Rena rolled her eyes, "Ok, drop it, Ysa. And about those turian herbs, actually the stuff that came out of your field kitchen down there last time tasted like that already! A quarian cook! That's like... like..."
"An asari mechanic?"
"Yeah, well, once again, point taken." said the asari mechanic.
"And I'm not a cook. I'm a gardener in fact. But you know I can cook well, dextro or levo kitchen, and you didn't complain those last two months, did you? But right now, I'm just cooking for myself and the turians. The guys responsible for the levo foods in the camp are Merrash the salarian, and three of the humans, so don't blame me, ok?"
"Yeah, sorry, I'll have a word with them, then. See you later, Ysa."

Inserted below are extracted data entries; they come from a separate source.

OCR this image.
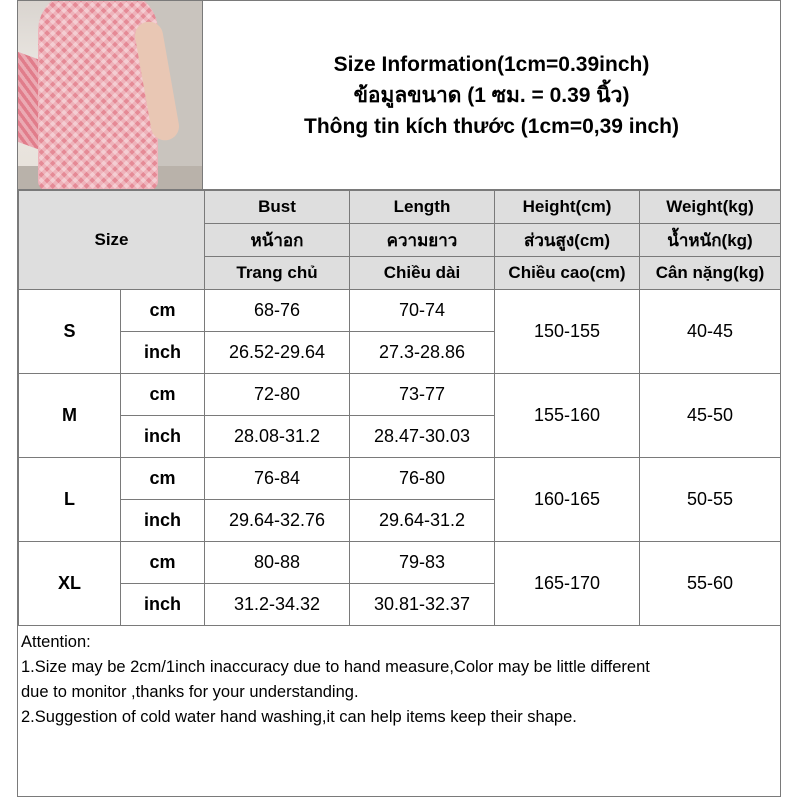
Size Information(1cm=0.39inch)
ข้อมูลขนาด (1 ซม. = 0.39 นิ้ว)
Thông tin kích thước (1cm=0,39 inch)
Size		Bust	Length	Height(cm)	Weight(kg)
		หน้าอก	ความยาว	ส่วนสูง(cm)	น้ำหนัก(kg)
		Trang chủ	Chiều dài	Chiều cao(cm)	Cân nặng(kg)
S	cm	68-76	70-74	150-155	40-45
	inch	26.52-29.64	27.3-28.86		
M	cm	72-80	73-77	155-160	45-50
	inch	28.08-31.2	28.47-30.03		
L	cm	76-84	76-80	160-165	50-55
	inch	29.64-32.76	29.64-31.2		
XL	cm	80-88	79-83	165-170	55-60
	inch	31.2-34.32	30.81-32.37		
Attention:
1.Size may be 2cm/1inch inaccuracy due to hand measure,Color may be little different
due to monitor ,thanks for your understanding.
2.Suggestion of cold water hand washing,it can help items keep their shape.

The asari smirked sourly and went her way down the path to the field kitchens. Ysa liked that 'young' asari, for she wasn't quite as arrogant as the other asari, most of which didn't even talk to the quarian. Except the boss of course, but she was badly wounded and comatose now. The thought gave her a another stroke of pain and guilt. Ysa sighed. She shouldn't be so grumpy towards people, all in all they had treated her really properly. In fact, those first two months of her pilgrimage went incredibly well, compared to the many stories she had heard from homecoming pilgrims back on the fleet, who had some terrifying tales to tell about racism and mistreatment towards quarians. No, Ysa got it better in those first two months, joining an asari led archaeological expedition to a prothean excavation-site on an uncharted planet in the Tethys Gamma cluster in the Attican Traverse. The archaeological team was surprisingly diverse, besides the asari there were turians, salarians, even a volus, and Ysa herself - being a quarian! And professor Dr. Neria Tenakis, her boss, a leading asari archaeologist, was a remarkably decent person. Ysa thanked the ancestors for bumping into her on the citadel, just shortly after she arrived there for the first days of her pilgrimage.